Em meio a essa discussão antiga, a gestão do Sistema Único de Saúde de Mato Grosso (SUS-MT) por meio das Organizações Sociais de Saúde (OSS) voltou a ser debatida pelo Conselho Estadual de Saúde (CES), que é contrário à continuidade do modelo no Estado. A defesa é que ao invés de viabilizar a saúde, só fez piorar os serviços.
“As OSS não foram só dentro dos hospitais. O grande chamariz da administração aqui se chama assistência farmacêutica”, destacou Oscarlino Alves de Arruda Júnior, presidente do Sindicato dos Servidores Públicos da Saúde de MT (SISMA-MT).
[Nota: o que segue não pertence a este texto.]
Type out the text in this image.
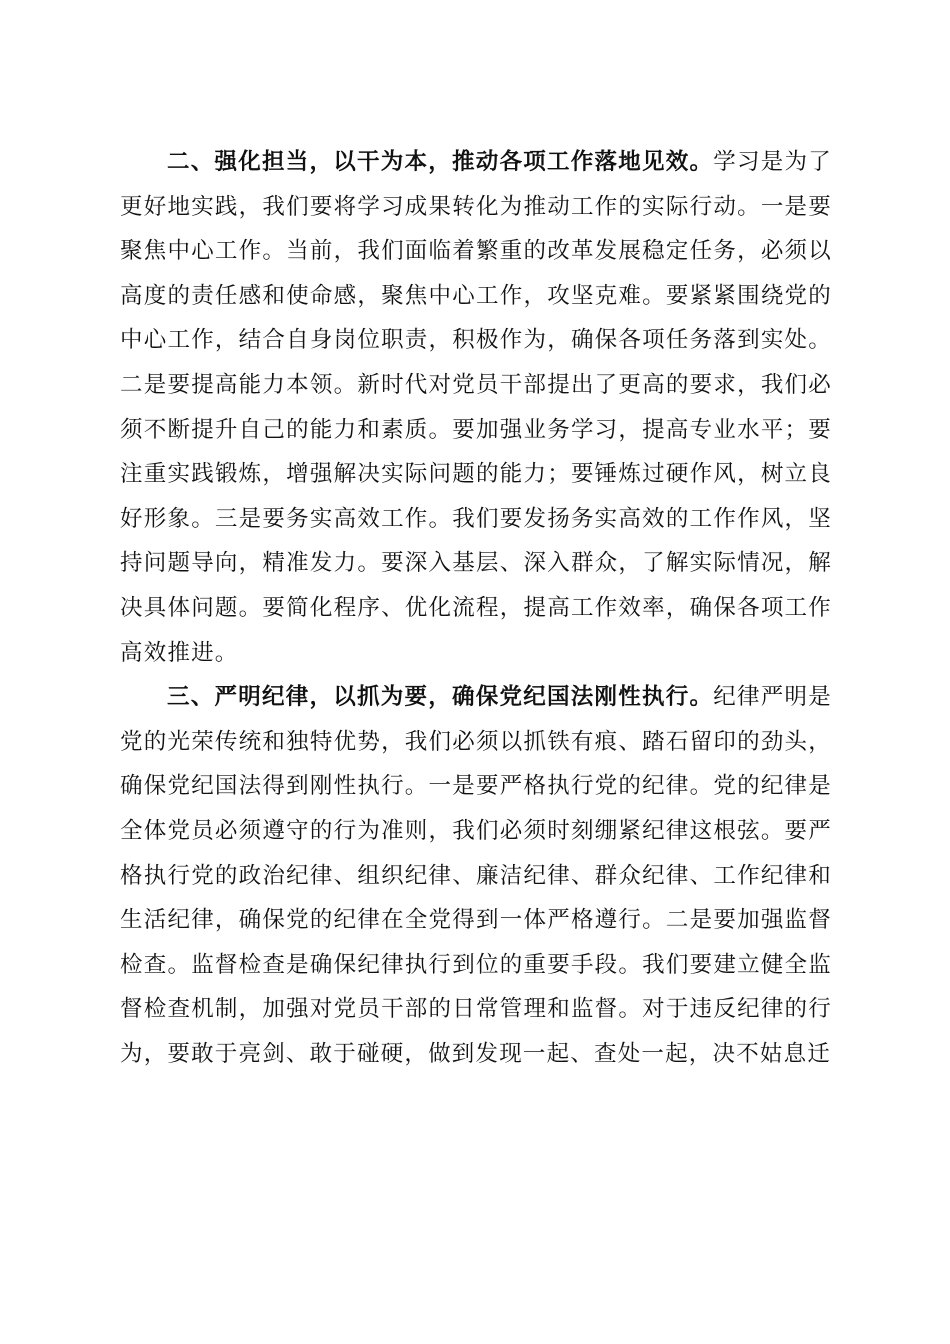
二、强化担当，以干为本，推动各项工作落地见效。学习是为了更好地实践，我们要将学习成果转化为推动工作的实际行动。一是要聚焦中心工作。当前，我们面临着繁重的改革发展稳定任务，必须以高度的责任感和使命感，聚焦中心工作，攻坚克难。要紧紧围绕党的中心工作，结合自身岗位职责，积极作为，确保各项任务落到实处。二是要提高能力本领。新时代对党员干部提出了更高的要求，我们必须不断提升自己的能力和素质。要加强业务学习，提高专业水平；要注重实践锻炼，增强解决实际问题的能力；要锤炼过硬作风，树立良好形象。三是要务实高效工作。我们要发扬务实高效的工作作风，坚持问题导向，精准发力。要深入基层、深入群众，了解实际情况，解决具体问题。要简化程序、优化流程，提高工作效率，确保各项工作高效推进。

三、严明纪律，以抓为要，确保党纪国法刚性执行。纪律严明是党的光荣传统和独特优势，我们必须以抓铁有痕、踏石留印的劲头，确保党纪国法得到刚性执行。一是要严格执行党的纪律。党的纪律是全体党员必须遵守的行为准则，我们必须时刻绷紧纪律这根弦。要严格执行党的政治纪律、组织纪律、廉洁纪律、群众纪律、工作纪律和生活纪律，确保党的纪律在全党得到一体严格遵行。二是要加强监督检查。监督检查是确保纪律执行到位的重要手段。我们要建立健全监督检查机制，加强对党员干部的日常管理和监督。对于违反纪律的行为，要敢于亮剑、敢于碰硬，做到发现一起、查处一起，决不姑息迁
Oscarlino lembrou que na gestão das OSSs houve desperdício de medicamentos, perda de lotes e lotes de medicamentos vencidos, compras erradas e sem necessidade, compra com sobre preço, faltando alguns itens. “No passado houve uma abertura e isso aqui virou um saco sem fundo”.
De acordo com o promotor Alexandre Guedes, há atividades que não podem ser terceirizadas, como o caso das farmácias de alto custo, que têm outra regulação. “Se houve um retrocesso nessa lei nova das OSS de Mato Grosso, foi colocar a regulação como passível de ser terceirizada. Temos que deixar muito claro isto: regulação é por meio de controle do Estado”.
Essa seria a terceira ação movida pelo promotor, em que ele estabelece que as farmácias não podem fazer parte da terceirização por causa da impossibilidade administrativa. Tudo porque as tentativas de terceirização, a dispensação e a gestão dos medicamentos sempre falharam, segundo ele.
“Porque a compra dos medicamentos era feita pelo próprio Estado. Então você tinha um sistema de duplo comando e controle e você não gerencia então não pode ser terceirizado isso. Como o Estado não pode terceirizar a compra de medicamentos, fica assim. Enquanto o governo não pensar em fazer uma estrutura de fiscalização permanente dotada de autonomia, isso [OSSs] vai continuar dando problema”, concluiu Guedes.